Background: Information on the impact of sample storage prior to analysis by DNA methods is limited.
Aims: To investigate the effect of microbial sample storage on bacterial detection and proportional distribution of the red complex and its individual pathogens.
Material and methods: Subgingival plaque samples were analysed by (1) immediate processing, (2) after storage at +4 degrees C for 6 weeks, (3) after storage at -20 degrees C for 6 months or (4) after storage at -20 degrees C for 12 months using the checkerboard DNA-DNA hybridization.
Results: Proportional distribution of the red complex did not differ between the first three protocols.
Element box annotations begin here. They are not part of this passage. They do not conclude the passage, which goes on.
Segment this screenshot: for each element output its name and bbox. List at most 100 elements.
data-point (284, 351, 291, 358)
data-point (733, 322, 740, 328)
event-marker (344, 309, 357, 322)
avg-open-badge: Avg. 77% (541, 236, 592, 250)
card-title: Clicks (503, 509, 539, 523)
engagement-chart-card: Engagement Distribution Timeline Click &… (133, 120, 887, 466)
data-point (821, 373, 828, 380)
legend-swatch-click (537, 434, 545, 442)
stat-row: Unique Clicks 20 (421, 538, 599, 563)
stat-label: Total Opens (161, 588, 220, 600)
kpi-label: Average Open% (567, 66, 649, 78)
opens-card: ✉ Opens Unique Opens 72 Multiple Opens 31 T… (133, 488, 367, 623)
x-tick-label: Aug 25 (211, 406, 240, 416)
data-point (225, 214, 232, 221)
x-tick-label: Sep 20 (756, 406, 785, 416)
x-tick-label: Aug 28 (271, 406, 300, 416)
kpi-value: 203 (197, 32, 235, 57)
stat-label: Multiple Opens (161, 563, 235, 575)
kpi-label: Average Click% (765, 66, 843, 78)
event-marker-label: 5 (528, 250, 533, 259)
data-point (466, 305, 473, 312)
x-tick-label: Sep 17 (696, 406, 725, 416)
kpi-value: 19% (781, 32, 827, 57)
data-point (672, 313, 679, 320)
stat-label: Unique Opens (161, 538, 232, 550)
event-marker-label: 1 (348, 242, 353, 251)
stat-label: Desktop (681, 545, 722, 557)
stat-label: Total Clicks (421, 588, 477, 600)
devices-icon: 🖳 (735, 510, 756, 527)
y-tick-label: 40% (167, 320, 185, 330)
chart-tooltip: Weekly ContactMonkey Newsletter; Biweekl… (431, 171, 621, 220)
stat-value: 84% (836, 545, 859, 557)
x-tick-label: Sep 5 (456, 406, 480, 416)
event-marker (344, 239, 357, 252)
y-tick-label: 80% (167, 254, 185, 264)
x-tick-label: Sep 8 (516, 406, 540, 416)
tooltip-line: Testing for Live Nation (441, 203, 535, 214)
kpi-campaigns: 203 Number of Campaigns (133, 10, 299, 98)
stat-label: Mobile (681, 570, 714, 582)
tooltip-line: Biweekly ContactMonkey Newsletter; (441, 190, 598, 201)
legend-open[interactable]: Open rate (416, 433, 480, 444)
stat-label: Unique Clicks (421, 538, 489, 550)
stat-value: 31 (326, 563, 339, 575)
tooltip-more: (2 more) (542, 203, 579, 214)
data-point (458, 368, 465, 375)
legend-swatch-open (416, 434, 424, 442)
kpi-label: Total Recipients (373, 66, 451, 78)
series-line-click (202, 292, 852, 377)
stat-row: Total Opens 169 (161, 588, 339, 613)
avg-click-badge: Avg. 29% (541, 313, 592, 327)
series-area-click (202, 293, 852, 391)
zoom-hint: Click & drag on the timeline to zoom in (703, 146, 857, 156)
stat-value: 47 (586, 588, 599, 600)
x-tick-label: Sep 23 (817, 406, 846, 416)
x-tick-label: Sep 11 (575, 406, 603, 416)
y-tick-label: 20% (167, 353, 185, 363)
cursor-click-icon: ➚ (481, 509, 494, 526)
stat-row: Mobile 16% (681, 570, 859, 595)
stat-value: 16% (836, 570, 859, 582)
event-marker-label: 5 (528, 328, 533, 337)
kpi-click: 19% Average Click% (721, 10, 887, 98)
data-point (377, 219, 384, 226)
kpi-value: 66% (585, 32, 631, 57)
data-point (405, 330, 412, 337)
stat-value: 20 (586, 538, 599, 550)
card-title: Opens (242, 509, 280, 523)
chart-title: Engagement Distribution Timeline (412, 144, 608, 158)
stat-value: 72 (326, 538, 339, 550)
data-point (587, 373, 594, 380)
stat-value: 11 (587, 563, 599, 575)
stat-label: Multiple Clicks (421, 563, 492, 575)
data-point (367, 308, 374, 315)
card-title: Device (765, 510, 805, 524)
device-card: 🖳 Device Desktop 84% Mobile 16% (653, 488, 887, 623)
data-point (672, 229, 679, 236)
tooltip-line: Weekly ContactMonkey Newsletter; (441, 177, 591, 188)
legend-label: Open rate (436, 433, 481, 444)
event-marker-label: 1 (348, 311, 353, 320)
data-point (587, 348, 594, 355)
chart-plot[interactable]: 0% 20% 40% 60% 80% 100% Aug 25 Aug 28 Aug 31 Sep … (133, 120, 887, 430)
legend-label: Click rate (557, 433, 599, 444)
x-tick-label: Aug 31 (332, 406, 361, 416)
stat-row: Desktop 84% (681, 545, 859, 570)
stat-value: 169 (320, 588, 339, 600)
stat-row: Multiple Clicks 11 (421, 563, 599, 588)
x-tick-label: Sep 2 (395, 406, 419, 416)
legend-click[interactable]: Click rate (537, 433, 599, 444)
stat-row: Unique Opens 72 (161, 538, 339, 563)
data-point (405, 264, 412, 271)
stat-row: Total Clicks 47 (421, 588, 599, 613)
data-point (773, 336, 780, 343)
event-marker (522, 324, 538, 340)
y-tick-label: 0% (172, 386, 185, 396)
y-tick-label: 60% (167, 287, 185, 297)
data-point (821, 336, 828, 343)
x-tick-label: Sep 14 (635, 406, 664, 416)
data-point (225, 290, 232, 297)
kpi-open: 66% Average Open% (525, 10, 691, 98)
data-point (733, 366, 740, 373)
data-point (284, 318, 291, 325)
However, the total bacterial DNA for pathogens studied decreased significantly in protocols 3 and 4. Relative amounts of Tannerella forsythensis, Porphyromonas gingivalis and Treponema denticola remained stable in the second protocols and changed in an unpredictable way if stored for 6 or 12 months.
Conclusions: Results from samples stored for maximum 6 months at -20 degrees C with high proportional amounts of the red complex and T. denticola may be used as an indicator of persistence. All bacterial samples for DNA extraction should be processed following a standardized storage protocol (i.e. samples stored at +4 degrees C for maximum 6 weeks) in order to get comparable qualitative and quantitative results for total DNA, bacterial complexes and individual pathogens. Most representative results are yielded if processing and hybridization could be performed immediately after sampling.